Amazon CodeWhisperer’s new customization capability will unlock the full potential of generative AI-powered coding by securely leveraging a customer’s internal codebase and resources to provide recommendations that are customized to their unique requirements. Developers save time through improved relevancy of code suggestions across a range of tasks.
New Generative BI Authoring Capabilities in Amazon QuickSight
Amazon QuickSight is a unified business intelligence (BI) service built for the cloud that offers interactive dashboards, paginated reports, and embedded analytics, plus natural-language querying capabilities using QuickSight Q, so every user in the organisation can access insights they need in the format they prefer. Business analysts often spend hours with BI tools exploring disparate data sources, adding calculations, and creating and refining visualizations before providing them in dashboards to business stakeholders.

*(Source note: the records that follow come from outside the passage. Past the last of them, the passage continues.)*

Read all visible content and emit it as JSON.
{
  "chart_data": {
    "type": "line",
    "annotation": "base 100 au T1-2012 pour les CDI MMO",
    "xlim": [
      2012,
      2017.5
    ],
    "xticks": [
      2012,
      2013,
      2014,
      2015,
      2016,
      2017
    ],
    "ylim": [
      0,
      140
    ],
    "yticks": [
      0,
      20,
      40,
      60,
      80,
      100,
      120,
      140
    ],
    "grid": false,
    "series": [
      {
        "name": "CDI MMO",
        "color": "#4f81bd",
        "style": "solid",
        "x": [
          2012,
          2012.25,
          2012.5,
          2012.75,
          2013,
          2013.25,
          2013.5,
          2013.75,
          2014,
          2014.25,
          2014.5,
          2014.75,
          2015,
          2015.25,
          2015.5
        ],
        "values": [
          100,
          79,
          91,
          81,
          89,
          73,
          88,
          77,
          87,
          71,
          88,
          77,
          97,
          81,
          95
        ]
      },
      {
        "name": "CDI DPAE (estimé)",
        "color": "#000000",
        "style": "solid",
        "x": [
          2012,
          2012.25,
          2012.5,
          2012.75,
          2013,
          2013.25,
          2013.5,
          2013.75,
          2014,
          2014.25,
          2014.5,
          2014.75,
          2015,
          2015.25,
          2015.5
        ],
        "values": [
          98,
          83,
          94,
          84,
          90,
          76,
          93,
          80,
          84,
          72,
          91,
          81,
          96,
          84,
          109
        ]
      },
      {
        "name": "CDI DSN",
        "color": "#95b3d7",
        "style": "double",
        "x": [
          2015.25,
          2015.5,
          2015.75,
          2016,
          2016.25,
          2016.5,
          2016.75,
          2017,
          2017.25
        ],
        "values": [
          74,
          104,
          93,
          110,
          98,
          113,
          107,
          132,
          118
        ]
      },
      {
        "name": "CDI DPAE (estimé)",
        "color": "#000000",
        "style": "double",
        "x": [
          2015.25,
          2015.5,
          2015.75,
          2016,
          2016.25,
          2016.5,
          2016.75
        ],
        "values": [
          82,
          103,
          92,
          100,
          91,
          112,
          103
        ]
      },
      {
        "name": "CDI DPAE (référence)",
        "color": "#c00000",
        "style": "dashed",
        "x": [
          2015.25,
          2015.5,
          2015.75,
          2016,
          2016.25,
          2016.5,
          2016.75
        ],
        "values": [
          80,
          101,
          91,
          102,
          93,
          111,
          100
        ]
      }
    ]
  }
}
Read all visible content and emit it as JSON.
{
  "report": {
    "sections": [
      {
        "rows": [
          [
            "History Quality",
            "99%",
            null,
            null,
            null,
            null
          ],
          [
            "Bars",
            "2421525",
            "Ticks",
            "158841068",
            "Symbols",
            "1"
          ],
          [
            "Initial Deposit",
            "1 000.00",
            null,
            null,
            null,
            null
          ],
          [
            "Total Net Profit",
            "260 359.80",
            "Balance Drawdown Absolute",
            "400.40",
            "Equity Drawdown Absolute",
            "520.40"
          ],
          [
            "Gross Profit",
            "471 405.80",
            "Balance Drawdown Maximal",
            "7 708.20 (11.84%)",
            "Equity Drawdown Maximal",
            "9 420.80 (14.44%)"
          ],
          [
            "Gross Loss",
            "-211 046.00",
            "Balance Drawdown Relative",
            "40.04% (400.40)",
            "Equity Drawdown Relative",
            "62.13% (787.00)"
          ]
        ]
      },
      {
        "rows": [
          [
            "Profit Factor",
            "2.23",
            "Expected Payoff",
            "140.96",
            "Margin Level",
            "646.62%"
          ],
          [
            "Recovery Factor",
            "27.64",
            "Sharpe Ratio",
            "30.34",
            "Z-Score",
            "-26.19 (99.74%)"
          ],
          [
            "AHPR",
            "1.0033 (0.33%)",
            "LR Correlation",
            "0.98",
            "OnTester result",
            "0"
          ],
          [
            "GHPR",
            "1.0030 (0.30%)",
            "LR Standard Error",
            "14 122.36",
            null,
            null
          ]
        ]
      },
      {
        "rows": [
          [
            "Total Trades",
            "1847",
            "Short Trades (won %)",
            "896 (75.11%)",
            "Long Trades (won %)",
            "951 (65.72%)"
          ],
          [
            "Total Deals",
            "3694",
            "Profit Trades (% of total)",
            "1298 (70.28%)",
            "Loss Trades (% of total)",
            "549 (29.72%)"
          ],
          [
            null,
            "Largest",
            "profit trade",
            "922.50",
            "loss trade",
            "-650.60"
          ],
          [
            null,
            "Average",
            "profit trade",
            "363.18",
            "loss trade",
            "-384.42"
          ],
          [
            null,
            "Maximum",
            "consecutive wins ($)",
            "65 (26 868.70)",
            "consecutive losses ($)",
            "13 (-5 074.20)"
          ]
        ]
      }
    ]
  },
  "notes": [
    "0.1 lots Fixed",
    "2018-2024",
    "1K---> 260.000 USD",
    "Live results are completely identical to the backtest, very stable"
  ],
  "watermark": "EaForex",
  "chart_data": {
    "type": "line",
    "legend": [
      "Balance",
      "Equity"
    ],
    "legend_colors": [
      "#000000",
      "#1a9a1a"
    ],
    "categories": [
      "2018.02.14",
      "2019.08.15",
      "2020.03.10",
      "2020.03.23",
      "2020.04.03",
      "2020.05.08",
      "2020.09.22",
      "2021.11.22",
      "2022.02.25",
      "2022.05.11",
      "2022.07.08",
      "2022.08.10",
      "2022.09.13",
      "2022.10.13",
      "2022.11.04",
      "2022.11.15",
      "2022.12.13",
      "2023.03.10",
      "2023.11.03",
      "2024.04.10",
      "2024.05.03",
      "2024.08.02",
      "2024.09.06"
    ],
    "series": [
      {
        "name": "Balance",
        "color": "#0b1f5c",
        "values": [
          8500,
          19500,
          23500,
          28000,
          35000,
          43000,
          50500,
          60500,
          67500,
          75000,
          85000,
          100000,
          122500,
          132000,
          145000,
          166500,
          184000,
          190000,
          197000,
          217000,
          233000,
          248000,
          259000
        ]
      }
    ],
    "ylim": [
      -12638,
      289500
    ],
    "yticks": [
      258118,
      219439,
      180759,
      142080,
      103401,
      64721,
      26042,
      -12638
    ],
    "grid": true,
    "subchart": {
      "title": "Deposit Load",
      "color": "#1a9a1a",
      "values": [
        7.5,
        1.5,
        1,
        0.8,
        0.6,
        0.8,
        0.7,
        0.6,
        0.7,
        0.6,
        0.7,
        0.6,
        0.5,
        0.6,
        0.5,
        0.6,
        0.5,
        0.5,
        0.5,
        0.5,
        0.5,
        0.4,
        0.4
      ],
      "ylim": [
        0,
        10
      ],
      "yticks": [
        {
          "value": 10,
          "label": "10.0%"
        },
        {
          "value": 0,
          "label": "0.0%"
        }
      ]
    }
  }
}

To create a single chart, an analyst must first find the correct data source, identify the data fields, set up filters, and make necessary customisations to ensure the visual is compelling. If the visual requires a new calculation (e.g., year-to-date sales), the analyst must identify the necessary reference data and then create, verify, and add the visual to the report. Organisations would benefit from reducing the time that business analysts spend manually creating and adjusting charts and calculations so that they can devote more time to higher-value tasks.